Разговоры же “с другой стороны” – после того как В.П. из редколлегии “Нашего современника” вышел, как письмо в “Известиях” подписал, такие разговоры и у нас в Омске ходили: Астафьев, мол, переметнулся, скурвился, чуть ли не продался… Я только раз не сдержался и сказал одному нашему литератору, рассуждавшему подобным образом, что у Астафьева в одном мизинце столько ума и таланта, сколько всем нам вместе взятым не снилось, и за это ему всё, что он в своей жизни делал и ещё сделает, на наш взгляд неправильного и нехорошего, можно и должно простить.

Историк академик Тарле переписывался с Анной Григорьевной Достоевской, и в одном его письме есть замечательное место (цитата – извини – будет длинная, но она стоит того):

“Судить о Достоевском на основании его политических (и иных) воззрений – это всё равно, что судить на подобном же основании Рентгена: Рентген открыл способ проникать взором в твёрдые тела, – Достоевский открыл в человеческой душе такие пропасти и бездны, которые и для Шекспира, и для Толстого остались закрытыми. Если кто захочет судить и порицать Рентгена, великого физика, за то, что он консерватор, а другие будут его за это же хвалить, – всякий поймёт, чего стоят и много ли понимают в значении Рентгена эти хвалители и порицатели. Но когда критика начинает Достоевского, великого художника и психолога, осуждать или венчать лаврами за то, что он держался каких-то мнений Каткова или не держался каких-то мнений Михайловского, – многим почему-то это не кажется смешным и нелепым. Только тогда, когда поймут, что, при всей своей публицистической последовательности, Катковы и Михайловские – карлики в сравнении с непоследовательным Достоевским, – когда раз навсегда отрешатся от публицистического взгляда на него, придут к заключению, что публицистика Достоевского есть только биографическая подробность, – а его великий гений есть один из немногих светочей всемирной литературы, – тогда и только тогда изучение Достоевского станет на правильную дорогу”.

Изучение Достоевского, если не встало на правильную дорогу полностью, то во многом уже встаёт, и произошло это прямо на моих, Роман, глазах. Уверен, что правильным – рано или поздно – станет наш взгляд и на Астафьева. Только – жить в эту пору прекрасную…

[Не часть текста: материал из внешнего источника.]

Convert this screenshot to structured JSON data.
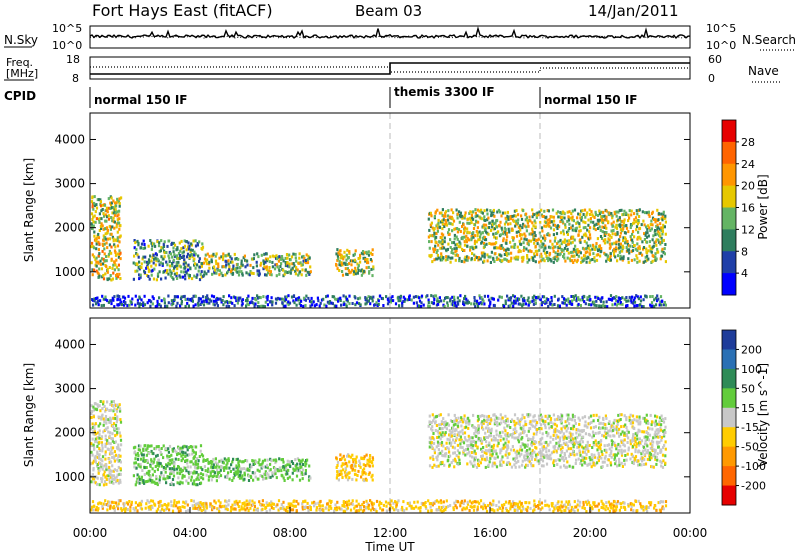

Пятнадцатитомное собрание сочинений, которое я привёз в 98-м от вас, со Вторых “астафьевских” чтений, – может быть, самое дорогое и самое нужное для меня, что на сегодняшний день имею. Какой всё-таки подарок В.П. сделал всем нам тогда!.. Представляю, как он сидел и добрых полдня трудился, подписывая все первые тома, – подписывая, положив перед собой список наших фамилий… Мою-то он наверняка видел раньше и в “ДиН” – среди фамилий членов редколлегии. Но и в этот раз, и в 2000 году (на Третьих чтениях) я так и не решился подойти к нему. Вот не решился – и всё. Хотя в первый раз мог попросить подвести меня и познакомить Сашу Плетнёва, давно с ним знакомого; в другой раз Плетнёва не было, так был и подходил к нему другой омич – Николай Березовский, состоявший с ним в переписке. Но я так и не решился. Во-первых, всегда вокруг было много народу: кто с книжкой для автографа, кто в надежде сфотографироваться рядышком, кто просто словом перемолвиться… Суетно как-то, многолюдно – ещё и поэтому не решился подойти. Но не только, видимо, поэтому. Скорее – не знал, что сказать, если придётся. Какие-то незначащие слова?.. А теперь вот вообще никаких не скажешь…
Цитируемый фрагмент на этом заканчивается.